À propos de la méthode Assimil

Je suis un grand fan de la méthode Assimil pour l'apprentissage des langues (je l'ai déjà dit, à plusieurs reprises). Je pense que c'est la méthode la plus efficace pour apprendre des langues en ce qui me concerne : je ne pense pas qu'elle soit forcément la plus efficace pour tout le monde, mais pour ceux qui, comme moi, ont surtout une mémoire auditive, la méthode Assimil avec ses enregistrements est sans doute parmi ce qu'il y a de mieux. Comme je suis un dilettante professionnel, je ne vais jamais jusqu'au bout de la méthode (seule exception, l'Assimil d'allemand « avancé »). Du coup, je mesure ma connaissance d'une langue en nombre de leçons d'Assimil suivies (ça va généralement jusqu'à 100, sauf qu'en fait ce serait 149 puisqu'à partir de 50 on doit reprendre la leçon n−49 de façon plus active dans ce qu'ils appellent la « deuxième vague »). C'est ainsi que j'en suis actuellement à 25½ pour le chinois (je pensais que j'aurais abandonné avant, mais ça ne saurait tarder), je suis arrivé à 78 pour le suédois, 5 pour le russe « avancé » (je me suis surtout rendu compte que j'aurais voulu plus de révisions grammaticales et moins de vocabulaire qu'il n'en proposait), 70 (la fin) pour l'allemand « avancé », 54 pour le néerlandais, 42 pour l'arabe, 13 pour le japonais, et 12 pour le hongrois (bon, là c'était juste pour avoir une toute petite idée de la langue avant de passer une semaine à un congrès à Budapest). Je peux aussi mettre 0 pour le portugais parce que je l'ai acheté mais même pas sorti de sa boîte. (Il y a d'autres langues dont j'ai appris des notions autrement que par la méthode Assimil, mais pas grand-chose.) Je n'exclus pas d'augmenter ces chiffres, même s'il est toujours un peu délicat de redémarrer un apprentissage qu'on a commencé et interrompu, et toujours plus amusant d'essayer de commencer une autre langue lorsque comme c'est mon cas on veut juste voir du paysage et pas vraiment communiquer avec qui que ce soit.

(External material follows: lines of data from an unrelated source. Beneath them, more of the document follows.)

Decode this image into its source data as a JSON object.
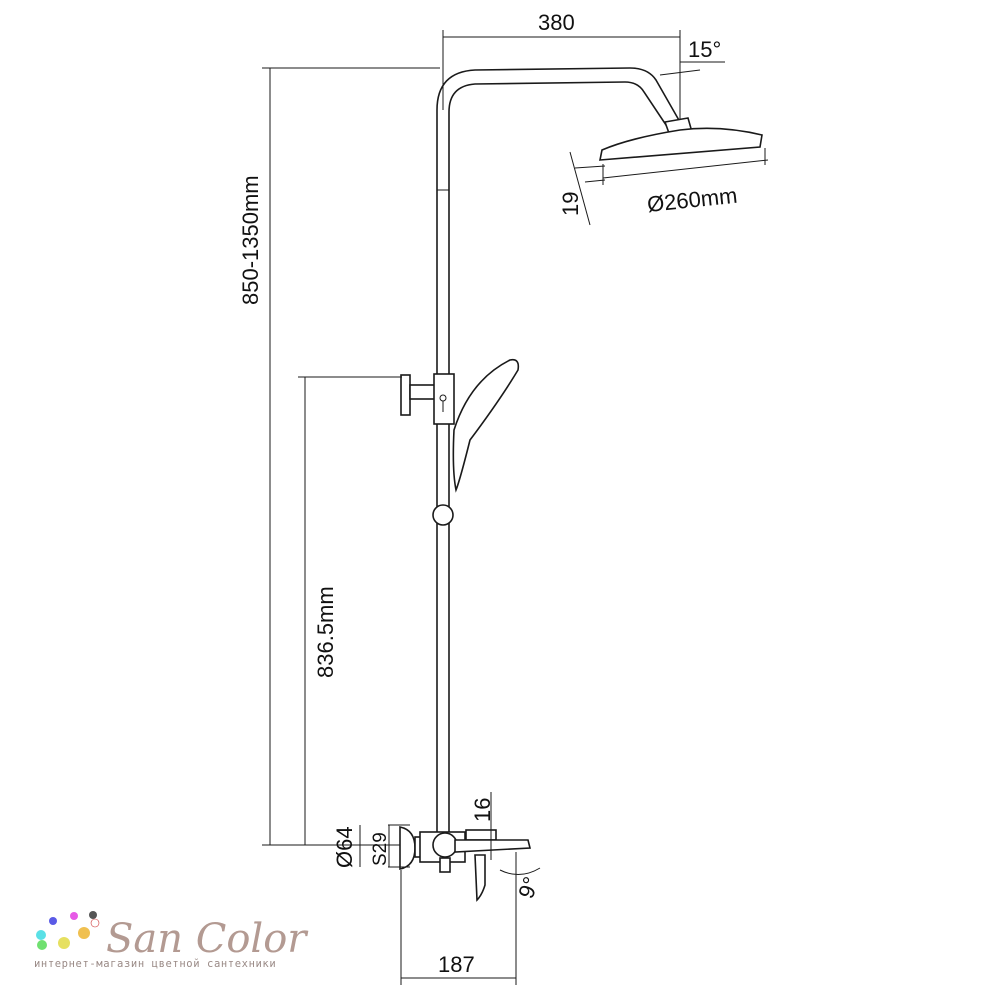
{
  "dimensions": {
    "arm_length": "380",
    "head_angle": "15°",
    "head_thickness": "19",
    "head_diameter": "Ø260mm",
    "height_range": "850-1350mm",
    "holder_height": "836.5mm",
    "flange_diameter": "Ø64",
    "connection": "S29",
    "spout_offset": "16",
    "spout_angle": "9°",
    "mixer_depth": "187"
  },
  "logo": {
    "name": "San Color",
    "tagline": "интернет-магазин цветной сантехники",
    "dot_colors": [
      "#5a5ae6",
      "#e65ae6",
      "#555555",
      "#5ae0e6",
      "#f0c050",
      "#70e070",
      "#e6e060"
    ]
  }
}
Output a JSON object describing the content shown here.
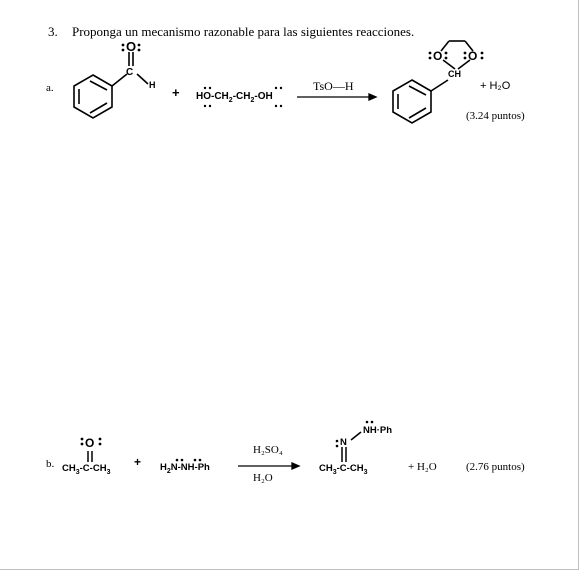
{
  "question": {
    "number": "3.",
    "text": "Proponga un mecanismo razonable para las siguientes reacciones."
  },
  "reaction_a": {
    "label": "a.",
    "reactant1_carbonyl_o": "O",
    "reactant1_c": "C",
    "reactant1_h": "H",
    "plus": "+",
    "reactant2": "HO-CH2-CH2-OH",
    "reagent": "TsO—H",
    "product_o_left": "O",
    "product_o_right": "O",
    "product_ch": "CH",
    "byproduct": "+ H₂O",
    "points": "(3.24 puntos)"
  },
  "reaction_b": {
    "label": "b.",
    "reactant1_o": "O",
    "reactant1": "CH3-C-CH3",
    "plus": "+",
    "reactant2": "H2N-NH-Ph",
    "reagent_top": "H₂SO₄",
    "reagent_bottom": "H₂O",
    "product_n": "N",
    "product_nhph": "NH-Ph",
    "product": "CH3-C-CH3",
    "byproduct": "+ H₂O",
    "points": "(2.76 puntos)"
  }
}
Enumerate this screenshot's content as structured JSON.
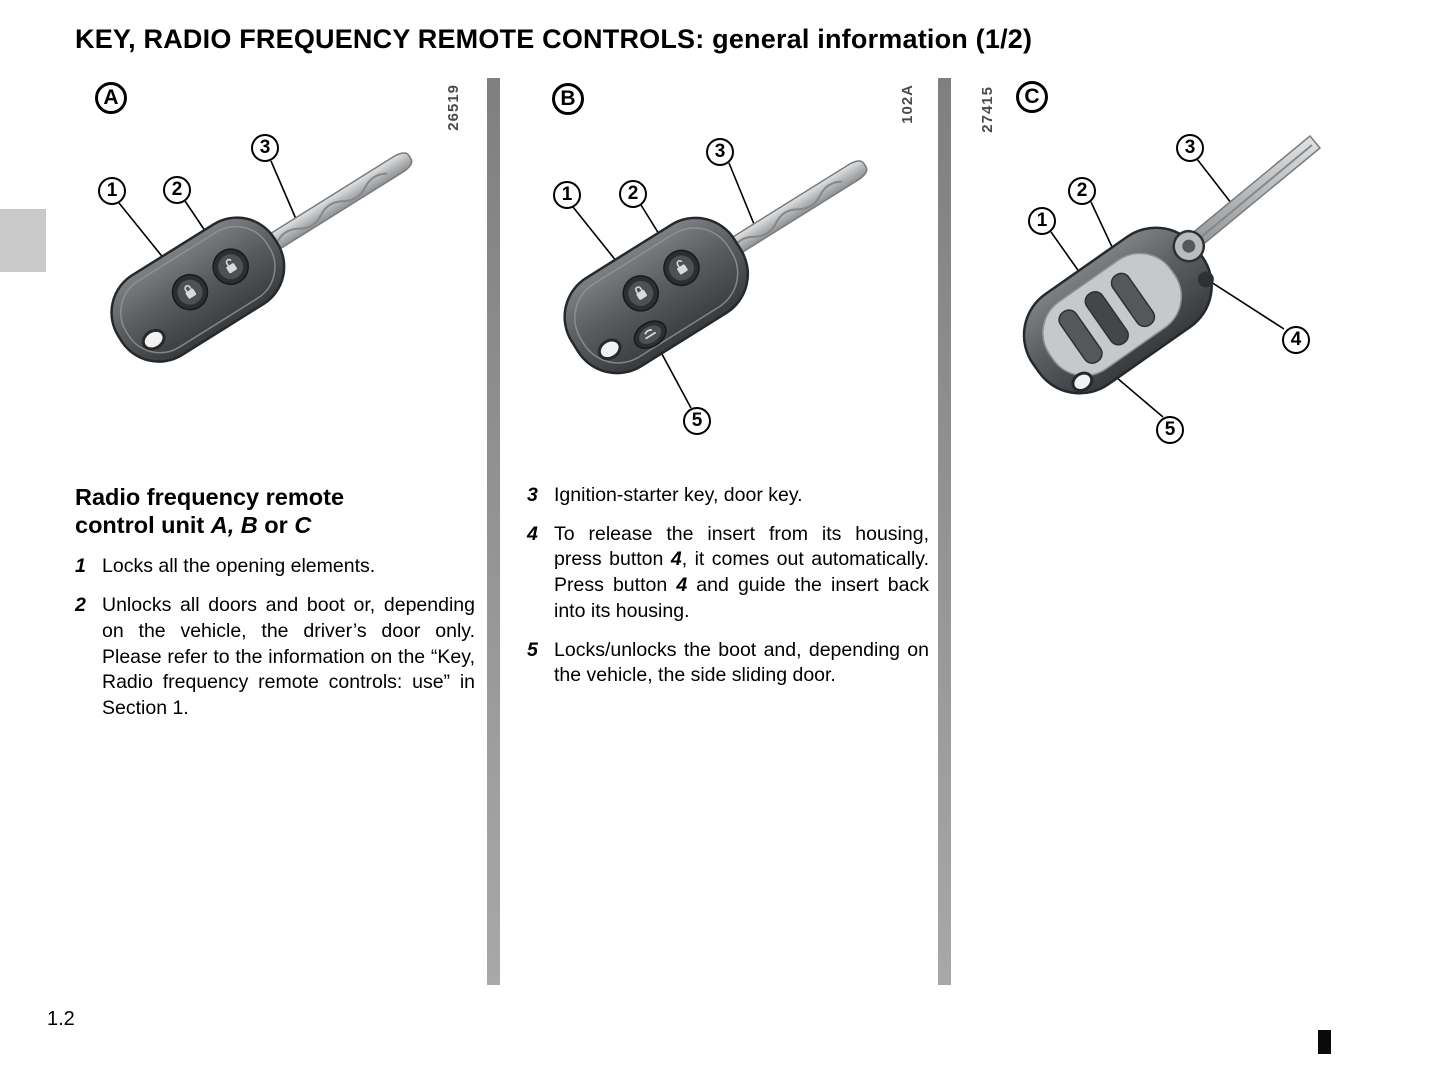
{
  "page": {
    "title": "KEY, RADIO FREQUENCY REMOTE CONTROLS: general information (1/2)",
    "page_number": "1.2"
  },
  "figures": {
    "a": {
      "label": "A",
      "ref": "26519",
      "callouts": {
        "c1": "1",
        "c2": "2",
        "c3": "3"
      }
    },
    "b": {
      "label": "B",
      "ref": "102A",
      "callouts": {
        "c1": "1",
        "c2": "2",
        "c3": "3",
        "c5": "5"
      }
    },
    "c": {
      "label": "C",
      "ref": "27415",
      "callouts": {
        "c1": "1",
        "c2": "2",
        "c3": "3",
        "c4": "4",
        "c5": "5"
      }
    }
  },
  "content": {
    "left": {
      "heading": {
        "line1": "Radio frequency remote",
        "line2_pre": "control unit ",
        "line2_models": "A, B",
        "line2_or": " or ",
        "line2_model_c": "C"
      },
      "items": [
        {
          "num": "1",
          "text": "Locks all the opening elements."
        },
        {
          "num": "2",
          "text": "Unlocks all doors and boot or, depending on the vehicle, the driver’s door only. Please refer to the information on the “Key, Radio frequency remote controls: use” in Section 1."
        }
      ]
    },
    "middle": {
      "items": [
        {
          "num": "3",
          "text": "Ignition-starter key, door key."
        },
        {
          "num": "4",
          "pre": "To release the insert from its housing, press button ",
          "ref1": "4",
          "mid": ", it comes out automatically. Press button ",
          "ref2": "4",
          "post": " and guide the insert back into its housing."
        },
        {
          "num": "5",
          "text": "Locks/unlocks the boot and, depending on the vehicle, the side sliding door."
        }
      ]
    }
  }
}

(Surtout qu'Assimil s'est mis à faire des méthodes pour les langues anciennes. Il y avait depuis longtemps un Assimil de latin, en fait constitué de traductions de leurs méthodes d'autres langues, et qui n'hésitaient pas à raconter les histoires de gens partant en vacances en voiture ; mais ils l'ont complètement réécrit avec des textes un peu plus « authentiques », et ils ont aussi fait des méthodes de grec ancien, sanskrit et égyptien hiéroglyphique. Bon, je ne suis pas super convaincu de leur sérieux : le sanskrit, passe encore, il y a des vrais gens qui parlent couramment le sanskrit, c'est une langue zombie parce qu'elle continue à remuer alors qu'elle est censée être morte ; mais l'égyptien ancien, vu qu'on ne connaît même pas les voyelles de la plupart des mots, ça me paraît un peu farfelu d'apprendre à le parler. Qu'importe !, c'est rigolo, et c'est ça qui compte. Donc je salue l'initiative.)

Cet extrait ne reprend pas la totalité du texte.